Three Spanish royals to get immunity from lower courts
Observers wonder if move is linked to Princess Cristina’s legal troubles over Nóos case
Queen Sofía, Crown Prince Felipe and his wife, Princess Letizia, will all enjoy immunity from the lower courts and could only be tried by the Supreme Court if ever charged with a crime.
So announced Justice Minister Alberto Ruiz-Gallardón at the press conference following Friday’s cabinet meeting.
The decision comes as Felipe’s younger sister, Princess Cristina, and her husband, Iñaki Urdangarín, remain official targets of a court investigation into the Nóos case, which involves the embezzlement of millions of euros from government contracts awarded in Valencia and the Balearics regions.
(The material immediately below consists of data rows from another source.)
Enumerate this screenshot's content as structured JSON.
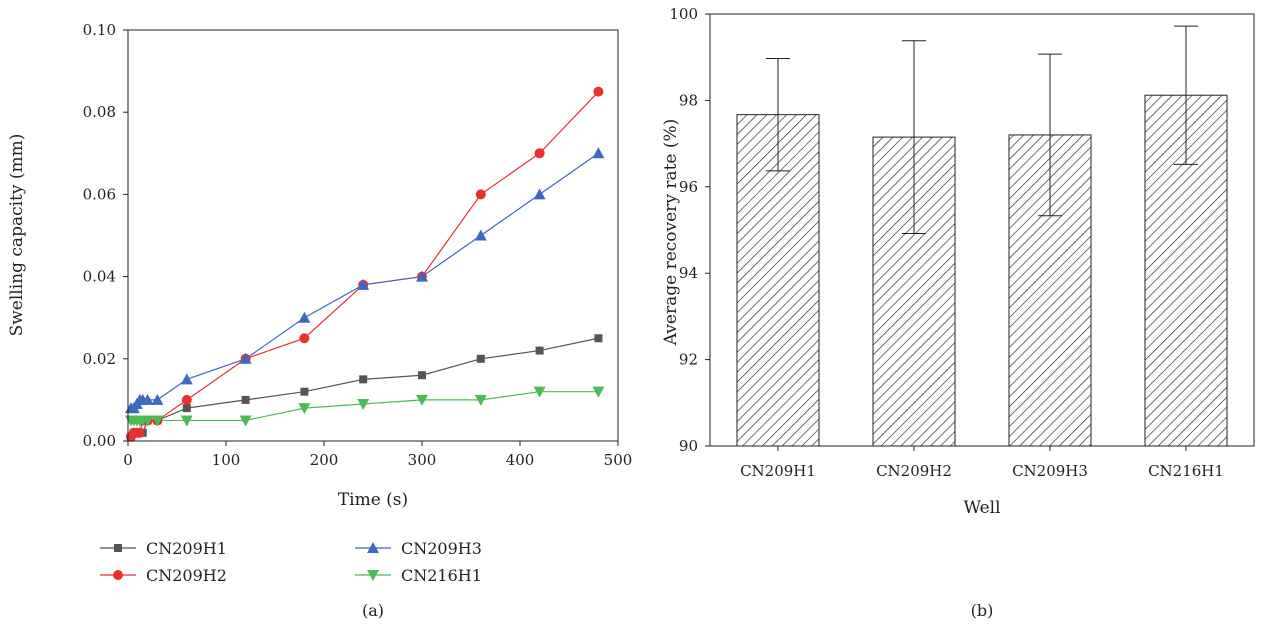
{
  "chart_data": [
    {
      "type": "line",
      "panel_label": "(a)",
      "xlabel": "Time (s)",
      "ylabel": "Swelling capacity (mm)",
      "xlim": [
        0,
        500
      ],
      "ylim": [
        0,
        0.1
      ],
      "xticks": [
        "0",
        "100",
        "200",
        "300",
        "400",
        "500"
      ],
      "yticks": [
        "0.00",
        "0.02",
        "0.04",
        "0.06",
        "0.08",
        "0.10"
      ],
      "grid": false,
      "legend_placement": "below",
      "series": [
        {
          "name": "CN209H1",
          "color": "#555555",
          "marker": "square",
          "x": [
            3,
            6,
            9,
            12,
            15,
            20,
            30,
            60,
            120,
            180,
            240,
            300,
            360,
            420,
            480
          ],
          "y": [
            0.001,
            0.002,
            0.002,
            0.002,
            0.002,
            0.005,
            0.005,
            0.008,
            0.01,
            0.012,
            0.015,
            0.016,
            0.02,
            0.022,
            0.025
          ]
        },
        {
          "name": "CN209H2",
          "color": "#e8302e",
          "marker": "circle",
          "x": [
            3,
            6,
            9,
            12,
            15,
            20,
            30,
            60,
            120,
            180,
            240,
            300,
            360,
            420,
            480
          ],
          "y": [
            0.001,
            0.002,
            0.002,
            0.002,
            0.005,
            0.005,
            0.005,
            0.01,
            0.02,
            0.025,
            0.038,
            0.04,
            0.06,
            0.07,
            0.085
          ]
        },
        {
          "name": "CN209H3",
          "color": "#3f68c0",
          "marker": "triangle-up",
          "x": [
            3,
            6,
            9,
            12,
            15,
            20,
            30,
            60,
            120,
            180,
            240,
            300,
            360,
            420,
            480
          ],
          "y": [
            0.008,
            0.008,
            0.009,
            0.01,
            0.01,
            0.01,
            0.01,
            0.015,
            0.02,
            0.03,
            0.038,
            0.04,
            0.05,
            0.06,
            0.07
          ]
        },
        {
          "name": "CN216H1",
          "color": "#4dbb55",
          "marker": "triangle-down",
          "x": [
            3,
            6,
            9,
            12,
            15,
            20,
            30,
            60,
            120,
            180,
            240,
            300,
            360,
            420,
            480
          ],
          "y": [
            0.005,
            0.005,
            0.005,
            0.005,
            0.005,
            0.005,
            0.005,
            0.005,
            0.005,
            0.008,
            0.009,
            0.01,
            0.01,
            0.012,
            0.012
          ]
        }
      ]
    },
    {
      "type": "bar",
      "panel_label": "(b)",
      "xlabel": "Well",
      "ylabel": "Average recovery rate (%)",
      "ylim": [
        90,
        100
      ],
      "yticks": [
        "90",
        "92",
        "94",
        "96",
        "98",
        "100"
      ],
      "categories": [
        "CN209H1",
        "CN209H2",
        "CN209H3",
        "CN216H1"
      ],
      "values": [
        97.67,
        97.15,
        97.2,
        98.12
      ],
      "errors": [
        1.3,
        2.23,
        1.87,
        1.6
      ],
      "fill": "hatched",
      "grid": false
    }
  ]
}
Ruiz-Gallardón said the royals’ immunity had been decided upon now because “now is when the organic law on the judiciary is being reformed,” and rejected suggestions that it might have something to do with Cristina de Borbón’s present situation.
“Immunity is not a privilege, but a tool for legal security,” said the minister. “It corresponds to an individual’s state functions, and these fall to His Majesty the King, whose situation is specifically regulated in the Constitution; then in second place to the Queen, and after that to the Prince and Princess of Asturias. That is why we did not feel it was necessary to extend it to other members of the royal family.”
Ruiz-Gallardón also insisted that having immunity from the lower courts was not a privilege, because being tried directly by the Supreme Court means that “you have no possibility of appealing to a higher court.”